In this example, the following parameters are set:

  • Total area is set to 100 square miles
  • Number of regions is set to 4
  • Region minimum area is set to 10 square miles
  • Region maximum area is set to 60 square miles

The first region size that will be created by the PRG is the average region size which is determined by dividing the total area by the number of regions; 25 square miles.

The LargerDist is 35 square miles (Abs(60 - 25)). The StepInterval is 11.6667 (35/(4 - 1)). Iteratively adding 11.6667 to the average region size until the larger distance value is reached results in values of 36.6667, 48.3334 and 60. Subtracting the StepInterval from the average region size until the difference is equal to or goes below the minimum results in 13.3333. Thus far, the number of region sizes is 5; they are 13.3333, 25, 36.6667, 48.3334, and 60. Notice the minimum or maximum value that created the smaller distance is not guaranteed to be included in the region sizes (in this example, 13.3333 - 11.6667 = 1.6666, which is less than 10). Again, the minimum number of region sizes that will be created from each seed is 7, and the maximum number of region sizes is 15. Since 5 is less than the required minimum of 7, additional regions sizes are added between each of the 5 region sizes. In this example, the number of regions that will be created from each seed is 9; they are 13.3333, 19.1667, 25, 30.8334, 36.6667, 42.5001, 48.3334, 54.1667, and 60 square miles.

References

Brooks, Christopher J. 1997. A parameterized region growing programme for site allocation on raster suitability maps. International Journal of Geographic Information Science, 11:4, 375-396.

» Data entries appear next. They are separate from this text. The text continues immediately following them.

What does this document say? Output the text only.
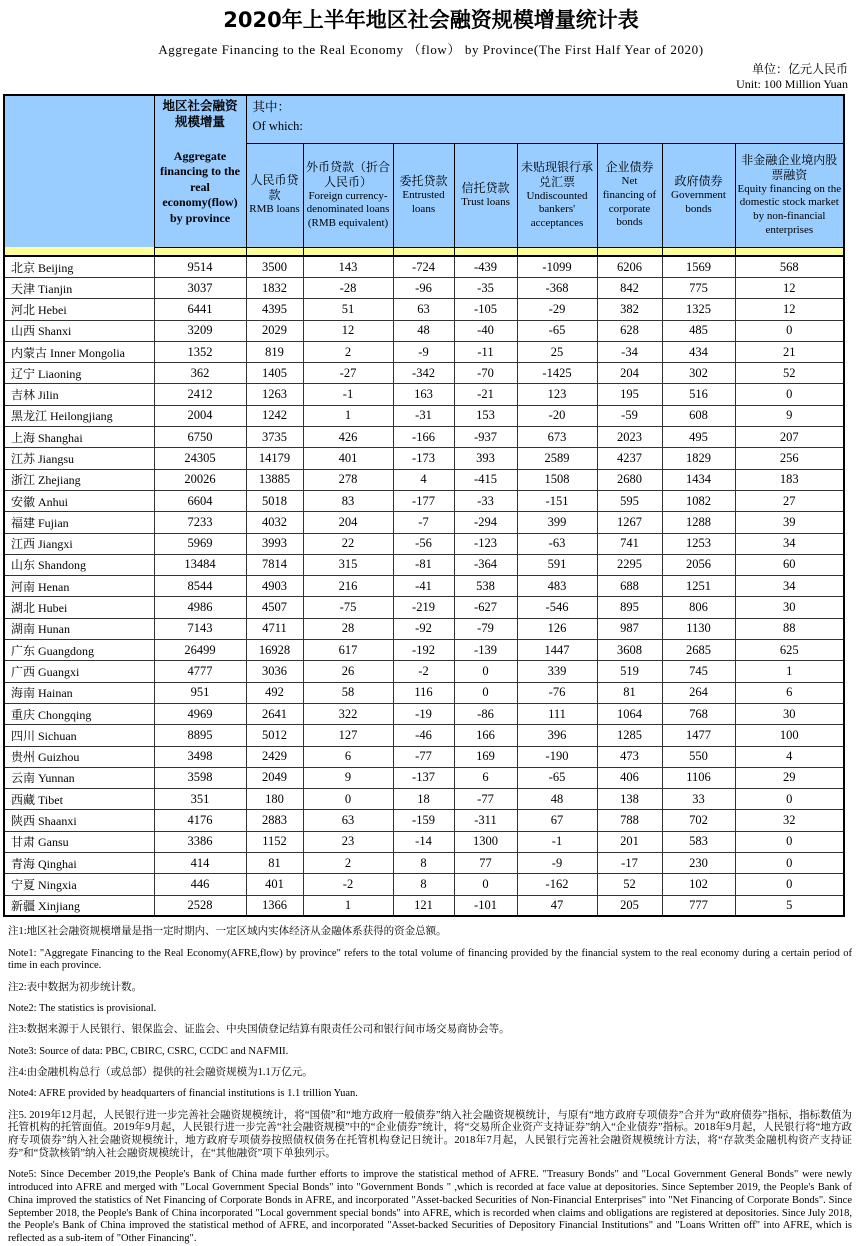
2020年上半年地区社会融资规模增量统计表
Aggregate Financing to the Real Economy （flow） by Province(The First Half Year of 2020)
单位：亿元人民币
Unit: 100 Million Yuan

地区社会融资规模增量
Aggregate financing to the real economy(flow) by province

其中：
Of which:

人民币贷款
RMB loans

外币贷款（折合人民币）
Foreign currency-denominated loans (RMB equivalent)

委托贷款
Entrusted loans

信托贷款
Trust loans

未贴现银行承兑汇票
Undiscounted bankers' acceptances

企业债券
Net financing of corporate bonds

政府债券
Government bonds

非金融企业境内股票融资
Equity financing on the domestic stock market by non-financial enterprises

北京 Beijing	9514	3500	143	-724	-439	-1099	6206	1569	568
天津 Tianjin	3037	1832	-28	-96	-35	-368	842	775	12
河北 Hebei	6441	4395	51	63	-105	-29	382	1325	12
山西 Shanxi	3209	2029	12	48	-40	-65	628	485	0
内蒙古 Inner Mongolia	1352	819	2	-9	-11	25	-34	434	21
辽宁 Liaoning	362	1405	-27	-342	-70	-1425	204	302	52
吉林 Jilin	2412	1263	-1	163	-21	123	195	516	0
黑龙江 Heilongjiang	2004	1242	1	-31	153	-20	-59	608	9
上海 Shanghai	6750	3735	426	-166	-937	673	2023	495	207
江苏 Jiangsu	24305	14179	401	-173	393	2589	4237	1829	256
浙江 Zhejiang	20026	13885	278	4	-415	1508	2680	1434	183
安徽 Anhui	6604	5018	83	-177	-33	-151	595	1082	27
福建 Fujian	7233	4032	204	-7	-294	399	1267	1288	39
江西 Jiangxi	5969	3993	22	-56	-123	-63	741	1253	34
山东 Shandong	13484	7814	315	-81	-364	591	2295	2056	60
河南 Henan	8544	4903	216	-41	538	483	688	1251	34
湖北 Hubei	4986	4507	-75	-219	-627	-546	895	806	30
湖南 Hunan	7143	4711	28	-92	-79	126	987	1130	88
广东 Guangdong	26499	16928	617	-192	-139	1447	3608	2685	625
广西 Guangxi	4777	3036	26	-2	0	339	519	745	1
海南 Hainan	951	492	58	116	0	-76	81	264	6
重庆 Chongqing	4969	2641	322	-19	-86	111	1064	768	30
四川 Sichuan	8895	5012	127	-46	166	396	1285	1477	100
贵州 Guizhou	3498	2429	6	-77	169	-190	473	550	4
云南 Yunnan	3598	2049	9	-137	6	-65	406	1106	29
西藏 Tibet	351	180	0	18	-77	48	138	33	0
陕西 Shaanxi	4176	2883	63	-159	-311	67	788	702	32
甘肃 Gansu	3386	1152	23	-14	1300	-1	201	583	0
青海 Qinghai	414	81	2	8	77	-9	-17	230	0
宁夏 Ningxia	446	401	-2	8	0	-162	52	102	0
新疆 Xinjiang	2528	1366	1	121	-101	47	205	777	5

注1:地区社会融资规模增量是指一定时期内、一定区域内实体经济从金融体系获得的资金总额。

Note1: "Aggregate Financing to the Real Economy(AFRE,flow) by province" refers to the total volume of financing provided by the financial system to the real economy during a certain period of time in each province.

注2:表中数据为初步统计数。

Note2: The statistics is provisional.

注3:数据来源于人民银行、银保监会、证监会、中央国债登记结算有限责任公司和银行间市场交易商协会等。

Note3: Source of data: PBC, CBIRC, CSRC, CCDC and NAFMII.

注4:由金融机构总行（或总部）提供的社会融资规模为1.1万亿元。

Note4: AFRE provided by headquarters of financial institutions is 1.1 trillion Yuan.

注5. 2019年12月起，人民银行进一步完善社会融资规模统计，将“国债”和“地方政府一般债券”纳入社会融资规模统计，与原有“地方政府专项债券”合并为“政府债券”指标，指标数值为托管机构的托管面值。2019年9月起，人民银行进一步完善“社会融资规模”中的“企业债券”统计，将“交易所企业资产支持证券”纳入“企业债券”指标。2018年9月起，人民银行将“地方政府专项债券”纳入社会融资规模统计，地方政府专项债券按照债权债务在托管机构登记日统计。2018年7月起，人民银行完善社会融资规模统计方法，将“存款类金融机构资产支持证券”和“贷款核销”纳入社会融资规模统计，在“其他融资”项下单独列示。

Note5: Since December 2019,the People's Bank of China made further efforts to improve the statistical method of AFRE. "Treasury Bonds" and "Local Government General Bonds" were newly introduced into AFRE and merged with "Local Government Special Bonds" into "Government Bonds " ,which is recorded at face value at depositories. Since September 2019, the People's Bank of China improved the statistics of Net Financing of Corporate Bonds in AFRE, and incorporated "Asset-backed Securities of Non-Financial Enterprises" into "Net Financing of Corporate Bonds". Since September 2018, the People's Bank of China incorporated "Local government special bonds" into AFRE, which is recorded when claims and obligations are registered at depositories. Since July 2018, the People's Bank of China improved the statistical method of AFRE, and incorporated "Asset-backed Securities of Depository Financial Institutions" and "Loans Written off" into AFRE, which is reflected as a sub-item of "Other Financing".
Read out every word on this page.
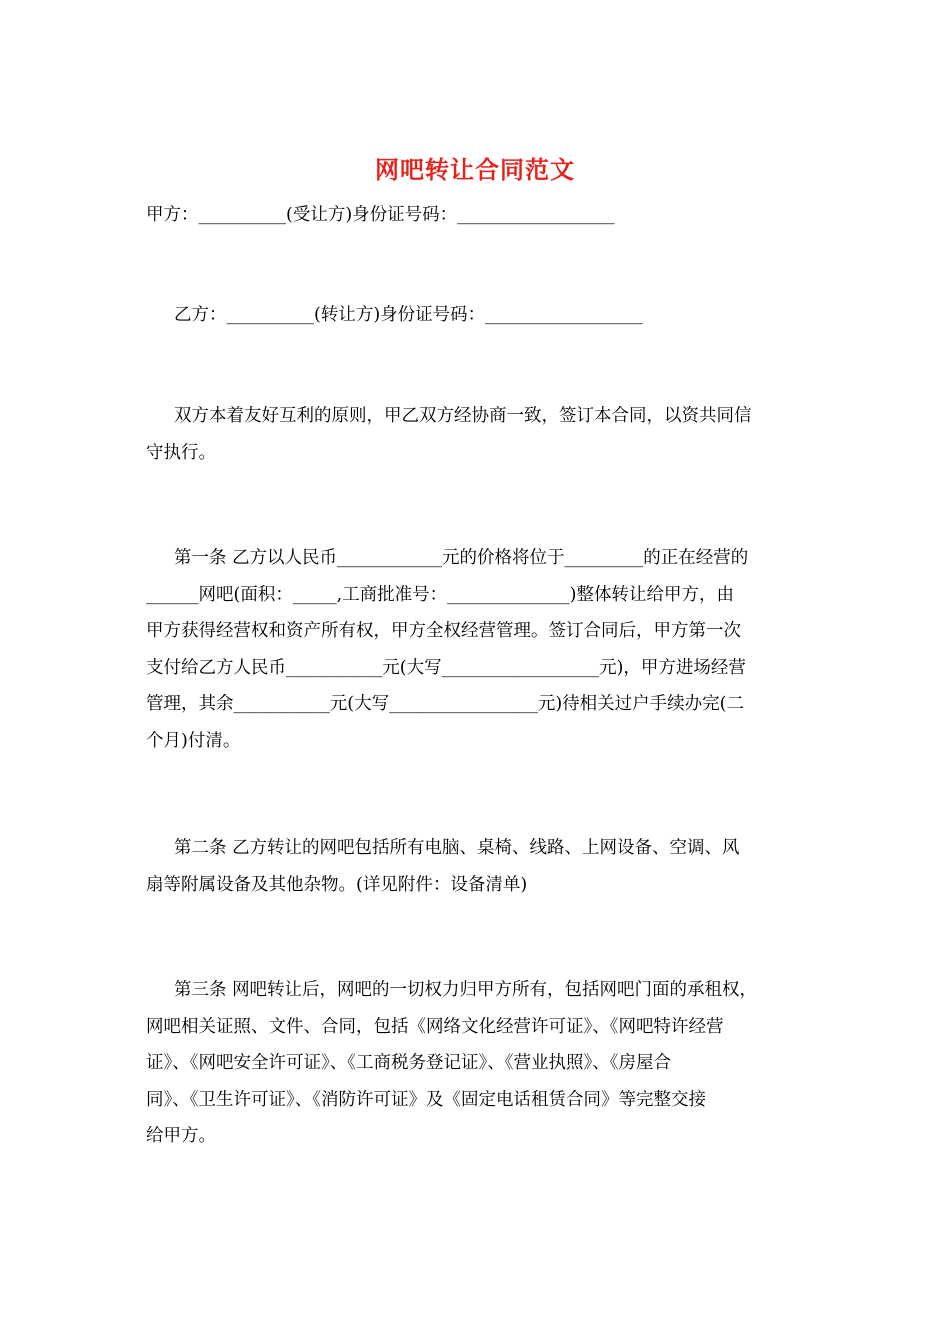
网吧转让合同范文

甲方：__________(受让方)身份证号码：__________________

乙方：__________(转让方)身份证号码：__________________

双方本着友好互利的原则，甲乙双方经协商一致，签订本合同，以资共同信

守执行。

第一条 乙方以人民币____________元的价格将位于_________的正在经营的

______网吧(面积：_____,工商批准号：______________)整体转让给甲方，由

甲方获得经营权和资产所有权，甲方全权经营管理。签订合同后，甲方第一次

支付给乙方人民币___________元(大写__________________元)，甲方进场经营

管理，其余___________元(大写_________________元)待相关过户手续办完(二

个月)付清。

第二条 乙方转让的网吧包括所有电脑、桌椅、线路、上网设备、空调、风

扇等附属设备及其他杂物。(详见附件：设备清单)

第三条 网吧转让后，网吧的一切权力归甲方所有，包括网吧门面的承租权，

网吧相关证照、文件、合同，包括《网络文化经营许可证》、《网吧特许经营

证》、《网吧安全许可证》、《工商税务登记证》、《营业执照》、《房屋合

同》、《卫生许可证》、《消防许可证》及《固定电话租赁合同》等完整交接

给甲方。
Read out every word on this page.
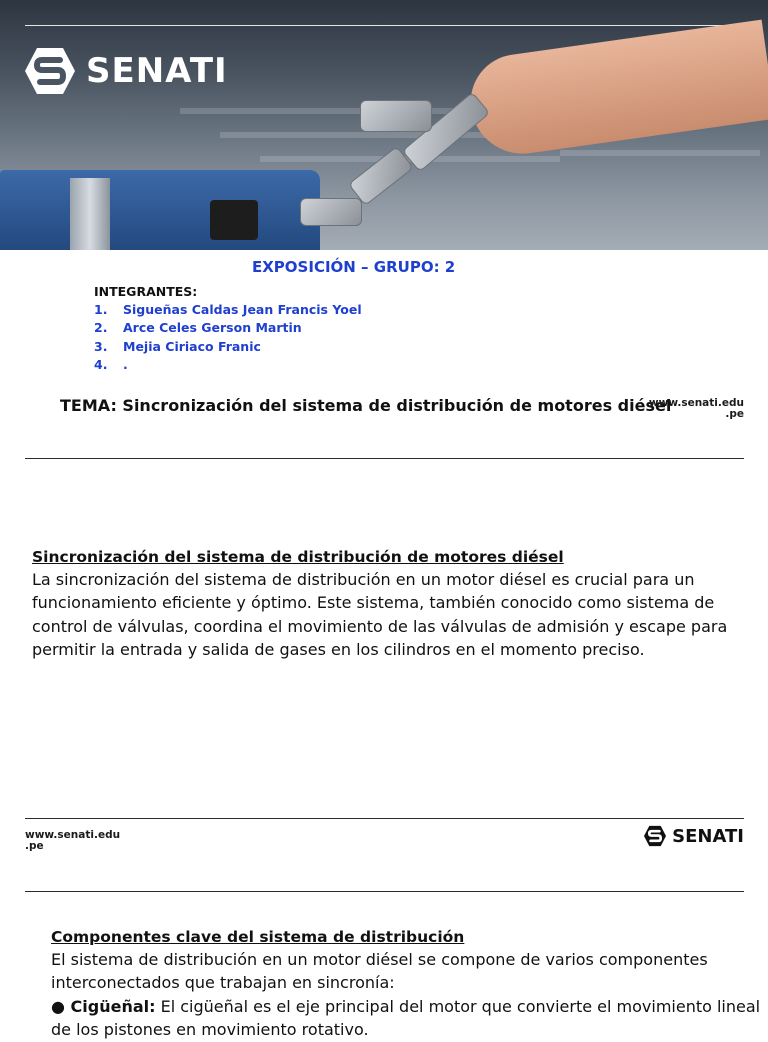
SENATI
EXPOSICIÓN – GRUPO: 2
INTEGRANTES:
1.	Sigueñas Caldas Jean Francis Yoel
2.	Arce Celes Gerson Martin
3.	Mejia Ciriaco Franic
4.	.
TEMA: Sincronización del sistema de distribución de motores diésel
www.senati.edu
.pe
Sincronización del sistema de distribución de motores diésel
La sincronización del sistema de distribución en un motor diésel es crucial para un
funcionamiento eficiente y óptimo. Este sistema, también conocido como sistema de
control de válvulas, coordina el movimiento de las válvulas de admisión y escape para
permitir la entrada y salida de gases en los cilindros en el momento preciso.
www.senati.edu
.pe	SENATI
Componentes clave del sistema de distribución
El sistema de distribución en un motor diésel se compone de varios componentes
interconectados que trabajan en sincronía:
● Cigüeñal: El cigüeñal es el eje principal del motor que convierte el movimiento lineal
de los pistones en movimiento rotativo.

Brooks, Christopher J. 1997. A genetic algorithm for location optimal sites on raster suitability maps. Transactions in GIS, Vol. 2, No. 3, p 201-212.

Brooks, Christopher J. 1998. A genetic algorithm for designing optimal region configurations in GIS. A thesis submitted for the degree of Doctor of Philosophy, University College, University of London, London.

Brooks, Christopher J. 2001. A genetic algorithm for designing optimal patch configurations in GIS. International Journal of Geographic Information Science, Vol. 15, No. 6, 539-559.

Li, Xia and Anthony Gar-On Yeh, 2005. Integration of genetic algorithms and GIS for optimal location search, International Journal of Geographic Information Science, Vol. 19, No. 5, 581-601.